Ask the Right Question or How to Think out of the Box

I was learning Scratch. It is a platform for ten-year-old kids, an introduction to programming, in an interactive way. I am multiple times older than ten, so I jumped into it. Indeed, within an hour I tinkered my first routine which worked.

Scratch is like Lego: you can compile interactive simulations and computer games from building blocks. You don’t have to write codes, just drag the right elements into the stage and weld them in the right order. It will run. Or not, in my case.

The platform is so simple that I didn’t even find detailed tutorials. I used the IF controller. If my apple is green, it needs sunshine. If red, pluck it. I defined a variable, dragged the IF panel and tried to type the name of the variable (apple) in many ways. It didn’t work. All the other parts of the routine worked, the IF was stubborn. So was I. I tried to enter the name of the variable over and over. I looked up tutorials, manuals, no success.

My burning question was: What to type into the IF command?

Next day I showed it to my mathematician friend. He’d never heard about Scratch before. He looked at the patterns and colours and said, "maybe you don’t have to type anything. Just drag your variable into the box".

I banged my head against the wall. It was so obvious, I was blind. I had the wrong question.

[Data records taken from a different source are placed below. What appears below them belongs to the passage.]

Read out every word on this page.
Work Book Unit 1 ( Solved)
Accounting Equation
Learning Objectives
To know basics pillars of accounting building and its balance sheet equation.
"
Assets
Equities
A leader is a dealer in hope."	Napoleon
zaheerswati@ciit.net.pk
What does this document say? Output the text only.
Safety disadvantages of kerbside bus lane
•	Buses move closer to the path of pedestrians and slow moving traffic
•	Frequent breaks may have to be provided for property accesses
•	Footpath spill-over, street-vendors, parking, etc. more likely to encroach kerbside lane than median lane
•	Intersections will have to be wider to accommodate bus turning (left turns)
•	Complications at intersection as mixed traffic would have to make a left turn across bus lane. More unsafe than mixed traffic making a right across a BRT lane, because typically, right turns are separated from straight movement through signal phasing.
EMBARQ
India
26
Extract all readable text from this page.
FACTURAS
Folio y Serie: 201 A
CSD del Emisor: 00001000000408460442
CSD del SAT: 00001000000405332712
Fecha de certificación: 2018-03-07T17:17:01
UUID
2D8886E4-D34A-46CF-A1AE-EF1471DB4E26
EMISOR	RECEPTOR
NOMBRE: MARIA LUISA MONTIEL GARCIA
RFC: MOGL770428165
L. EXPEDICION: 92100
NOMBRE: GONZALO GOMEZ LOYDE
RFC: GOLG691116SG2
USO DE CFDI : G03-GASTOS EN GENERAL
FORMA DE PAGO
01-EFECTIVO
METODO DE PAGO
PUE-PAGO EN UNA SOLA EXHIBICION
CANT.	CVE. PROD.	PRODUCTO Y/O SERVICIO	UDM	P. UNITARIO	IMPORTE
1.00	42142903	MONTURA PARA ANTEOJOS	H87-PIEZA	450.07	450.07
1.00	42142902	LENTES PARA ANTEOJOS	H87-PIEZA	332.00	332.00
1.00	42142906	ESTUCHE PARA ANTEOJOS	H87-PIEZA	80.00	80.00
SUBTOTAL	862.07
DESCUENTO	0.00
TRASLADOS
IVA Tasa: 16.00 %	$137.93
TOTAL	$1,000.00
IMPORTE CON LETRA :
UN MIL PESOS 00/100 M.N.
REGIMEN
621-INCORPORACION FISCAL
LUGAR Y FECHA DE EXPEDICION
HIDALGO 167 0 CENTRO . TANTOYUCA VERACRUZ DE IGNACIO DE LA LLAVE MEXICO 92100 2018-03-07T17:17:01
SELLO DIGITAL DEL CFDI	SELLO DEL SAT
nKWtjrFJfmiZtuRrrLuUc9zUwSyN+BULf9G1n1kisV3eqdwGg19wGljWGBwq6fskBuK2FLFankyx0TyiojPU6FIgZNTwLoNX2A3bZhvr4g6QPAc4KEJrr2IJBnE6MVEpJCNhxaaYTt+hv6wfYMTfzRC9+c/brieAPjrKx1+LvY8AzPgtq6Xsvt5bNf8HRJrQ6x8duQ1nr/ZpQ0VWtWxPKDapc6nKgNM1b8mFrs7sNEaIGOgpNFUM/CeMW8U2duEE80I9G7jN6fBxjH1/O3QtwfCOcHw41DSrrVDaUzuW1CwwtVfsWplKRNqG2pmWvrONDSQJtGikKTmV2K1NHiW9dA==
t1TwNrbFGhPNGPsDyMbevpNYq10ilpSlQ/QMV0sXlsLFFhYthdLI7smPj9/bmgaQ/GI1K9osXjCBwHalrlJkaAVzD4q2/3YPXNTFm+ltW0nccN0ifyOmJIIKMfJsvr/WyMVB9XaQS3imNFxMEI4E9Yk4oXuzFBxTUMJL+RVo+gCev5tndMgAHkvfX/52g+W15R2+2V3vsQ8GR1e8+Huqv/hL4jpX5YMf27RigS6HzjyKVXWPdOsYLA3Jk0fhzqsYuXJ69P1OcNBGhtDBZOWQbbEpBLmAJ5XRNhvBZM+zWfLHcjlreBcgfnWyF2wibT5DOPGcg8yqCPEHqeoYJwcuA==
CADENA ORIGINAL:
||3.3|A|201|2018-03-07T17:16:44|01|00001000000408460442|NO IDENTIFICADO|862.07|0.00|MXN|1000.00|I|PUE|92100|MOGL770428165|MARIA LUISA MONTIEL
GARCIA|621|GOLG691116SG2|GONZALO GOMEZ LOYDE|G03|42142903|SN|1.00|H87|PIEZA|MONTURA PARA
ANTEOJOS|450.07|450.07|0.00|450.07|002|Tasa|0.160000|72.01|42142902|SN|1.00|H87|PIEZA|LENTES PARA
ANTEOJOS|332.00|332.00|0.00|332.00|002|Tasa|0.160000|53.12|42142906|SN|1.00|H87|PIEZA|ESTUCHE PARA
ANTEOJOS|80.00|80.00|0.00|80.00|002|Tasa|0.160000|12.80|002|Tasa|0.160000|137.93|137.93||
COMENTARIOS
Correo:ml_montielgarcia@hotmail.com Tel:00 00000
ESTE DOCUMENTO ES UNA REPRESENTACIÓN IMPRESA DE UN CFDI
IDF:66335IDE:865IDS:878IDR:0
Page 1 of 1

Thinking out of the box starts with analysing the question. Is it the right question? Instead of asking WHAT to type, I should have asked: Do I have to type anything?

We often assume conditions that don’t exist, making the problem more difficult to solve. The origin of the phrase  “Think out of the box” is a classical example for that. The instruction goes like this: Connect all the dots with four straight lines, without lifting the pencil. Nobody tells you that you are not allowed to leave the area of the dots, or you can’t draw a line twice. You just don’t do it, you are in a box, based on a false assumption.

My box was the assumption that I could only type. With analytical thinking I could have overcome it.

Did you ever have a similar experience?